The Indianapolis Star's Matt Tully thinks the "far right" should leave Sen. Richard Lugar alone. He'll undoubtedly face a primary challenge from the tea party types who think "he's been in D.C. too long and worked with Democrats too often." But Lugar will survive the challenge for a lot of reasons, the chief one being that "Hoosiers are smarter than that."

But the country is nonetheless littered with veteran politicians who have seen their problems with tea partiers and the conservative base of the Republican Party cost them. Unfortunately, those who have been most at risk are in many cases those who over the years have been driven by concerns larger than silly partisanship.

That doesn't mean they've been raging liberals, or that they aren't conservative. It simply means they've been willing to have rational conversations about hot-button issues so politicized that even talking with the other side about them is tantamount to betrayal in the eyes of some die-hards.

Well, call me a dumb Hoosier. It's true, as Tully says, that Lugar votes with his party 84 percent of the time.
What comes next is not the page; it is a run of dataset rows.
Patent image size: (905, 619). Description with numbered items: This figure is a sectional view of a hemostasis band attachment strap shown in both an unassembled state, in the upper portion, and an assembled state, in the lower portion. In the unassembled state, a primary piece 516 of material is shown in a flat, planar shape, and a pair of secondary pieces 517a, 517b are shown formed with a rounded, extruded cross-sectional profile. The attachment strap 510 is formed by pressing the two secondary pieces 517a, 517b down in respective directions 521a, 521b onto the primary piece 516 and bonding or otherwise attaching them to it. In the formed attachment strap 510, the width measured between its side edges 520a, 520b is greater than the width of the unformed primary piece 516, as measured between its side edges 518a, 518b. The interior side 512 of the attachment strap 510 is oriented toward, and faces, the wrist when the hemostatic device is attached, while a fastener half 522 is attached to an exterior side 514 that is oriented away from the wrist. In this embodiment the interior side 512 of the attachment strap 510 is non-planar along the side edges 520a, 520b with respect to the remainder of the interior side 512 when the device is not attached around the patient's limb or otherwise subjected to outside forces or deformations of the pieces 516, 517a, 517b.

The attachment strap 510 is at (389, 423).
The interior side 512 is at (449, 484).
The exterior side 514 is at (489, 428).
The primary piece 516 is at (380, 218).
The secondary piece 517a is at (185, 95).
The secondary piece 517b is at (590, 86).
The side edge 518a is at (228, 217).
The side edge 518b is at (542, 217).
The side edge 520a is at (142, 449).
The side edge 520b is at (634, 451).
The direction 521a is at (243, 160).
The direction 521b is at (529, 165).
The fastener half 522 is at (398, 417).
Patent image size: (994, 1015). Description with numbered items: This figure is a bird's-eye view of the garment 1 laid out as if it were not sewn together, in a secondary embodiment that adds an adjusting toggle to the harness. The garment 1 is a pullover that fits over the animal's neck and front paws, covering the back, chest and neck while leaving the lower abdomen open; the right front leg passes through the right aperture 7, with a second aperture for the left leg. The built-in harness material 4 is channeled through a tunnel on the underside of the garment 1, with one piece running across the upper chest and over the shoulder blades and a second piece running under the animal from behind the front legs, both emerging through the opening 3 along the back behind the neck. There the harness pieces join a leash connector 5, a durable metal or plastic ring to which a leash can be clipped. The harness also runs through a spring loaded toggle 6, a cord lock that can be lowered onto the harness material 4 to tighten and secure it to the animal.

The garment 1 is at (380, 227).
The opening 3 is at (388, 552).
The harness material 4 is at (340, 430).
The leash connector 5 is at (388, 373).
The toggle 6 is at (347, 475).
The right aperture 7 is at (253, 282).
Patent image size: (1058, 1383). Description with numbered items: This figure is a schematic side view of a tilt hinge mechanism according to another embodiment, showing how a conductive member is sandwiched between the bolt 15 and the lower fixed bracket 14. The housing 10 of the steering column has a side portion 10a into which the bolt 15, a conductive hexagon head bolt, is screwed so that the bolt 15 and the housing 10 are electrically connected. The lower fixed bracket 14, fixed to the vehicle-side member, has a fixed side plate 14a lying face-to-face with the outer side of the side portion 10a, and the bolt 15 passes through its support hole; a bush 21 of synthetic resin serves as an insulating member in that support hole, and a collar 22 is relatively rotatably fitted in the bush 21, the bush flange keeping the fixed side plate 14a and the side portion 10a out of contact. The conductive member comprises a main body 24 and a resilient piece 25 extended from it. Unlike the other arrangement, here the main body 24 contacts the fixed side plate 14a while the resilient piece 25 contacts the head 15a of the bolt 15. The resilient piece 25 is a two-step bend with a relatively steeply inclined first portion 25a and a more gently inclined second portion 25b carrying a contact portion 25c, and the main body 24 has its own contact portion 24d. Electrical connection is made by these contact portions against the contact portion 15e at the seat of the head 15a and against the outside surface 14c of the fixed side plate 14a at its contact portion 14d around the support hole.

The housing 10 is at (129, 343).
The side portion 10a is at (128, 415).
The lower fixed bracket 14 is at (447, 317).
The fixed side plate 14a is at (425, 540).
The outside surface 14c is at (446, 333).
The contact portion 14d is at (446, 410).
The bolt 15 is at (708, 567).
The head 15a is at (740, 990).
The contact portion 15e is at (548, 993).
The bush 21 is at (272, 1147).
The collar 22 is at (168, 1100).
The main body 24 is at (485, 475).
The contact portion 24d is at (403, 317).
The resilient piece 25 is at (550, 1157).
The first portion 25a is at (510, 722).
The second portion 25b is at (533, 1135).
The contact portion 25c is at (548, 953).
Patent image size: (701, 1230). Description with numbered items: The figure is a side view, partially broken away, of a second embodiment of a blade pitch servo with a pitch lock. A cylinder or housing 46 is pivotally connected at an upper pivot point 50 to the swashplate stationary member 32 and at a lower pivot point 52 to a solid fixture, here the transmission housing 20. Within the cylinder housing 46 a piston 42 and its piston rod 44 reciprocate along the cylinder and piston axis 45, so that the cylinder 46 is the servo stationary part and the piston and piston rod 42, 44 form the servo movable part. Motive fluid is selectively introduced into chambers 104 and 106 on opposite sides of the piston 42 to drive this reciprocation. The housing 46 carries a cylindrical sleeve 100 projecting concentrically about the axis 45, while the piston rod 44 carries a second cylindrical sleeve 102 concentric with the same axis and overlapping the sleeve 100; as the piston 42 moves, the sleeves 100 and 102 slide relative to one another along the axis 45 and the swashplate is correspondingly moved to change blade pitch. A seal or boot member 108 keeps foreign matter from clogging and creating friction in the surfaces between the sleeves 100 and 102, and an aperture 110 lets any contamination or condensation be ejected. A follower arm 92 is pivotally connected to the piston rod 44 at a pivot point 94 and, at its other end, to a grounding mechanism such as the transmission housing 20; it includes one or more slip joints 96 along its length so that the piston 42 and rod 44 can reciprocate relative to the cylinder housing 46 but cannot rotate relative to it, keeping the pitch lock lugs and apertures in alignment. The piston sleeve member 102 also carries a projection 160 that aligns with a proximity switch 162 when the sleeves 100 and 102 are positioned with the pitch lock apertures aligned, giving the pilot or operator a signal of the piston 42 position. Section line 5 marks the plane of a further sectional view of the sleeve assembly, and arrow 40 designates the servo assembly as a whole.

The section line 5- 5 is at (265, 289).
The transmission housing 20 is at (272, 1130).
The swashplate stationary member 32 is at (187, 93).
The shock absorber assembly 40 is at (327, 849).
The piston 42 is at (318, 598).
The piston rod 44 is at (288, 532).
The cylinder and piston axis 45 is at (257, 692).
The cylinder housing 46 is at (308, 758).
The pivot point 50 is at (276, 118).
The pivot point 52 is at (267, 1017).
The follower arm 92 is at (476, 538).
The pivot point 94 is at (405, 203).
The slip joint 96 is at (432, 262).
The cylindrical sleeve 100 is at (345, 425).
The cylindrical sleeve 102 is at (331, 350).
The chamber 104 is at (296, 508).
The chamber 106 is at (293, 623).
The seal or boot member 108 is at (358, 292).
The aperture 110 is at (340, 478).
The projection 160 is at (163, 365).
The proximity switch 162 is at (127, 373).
It's also true that most of the conservative rating organizations give him high marks and the liberal ones give him low marks. But none of that really answers the argument that he might have been in Washington too long and agreed with Democrats too often. Republicans aren't right 84 percent of the time; it's when and on what issues they agree with Democrats that matter. And when compromise usually means "government will grow slightly more slowly than it would have otherwise," that's not exactly pleasing to those of us (far-right nuts that we are) who think there should be reasonable (i.e., constitutional) limits to the expansion of federal power. If you give up on "silly partisanship," that doesn't mean the other side will. It usually means you just get stomped harder and quicker.

And Republicans are challenged from the right, and Democrats get pulled by their left. That's the nature of politics, and the arguments among all those factions are what help average Americans, who aren't consumed by politics 24/7, decide where they're going to come down in a particular election. So even if I completely agreed with every nice thing Tully says about Lugar, I still wouldn't advise those who think he isn't conservative enough to keep quiet. That would be unhealthy politics.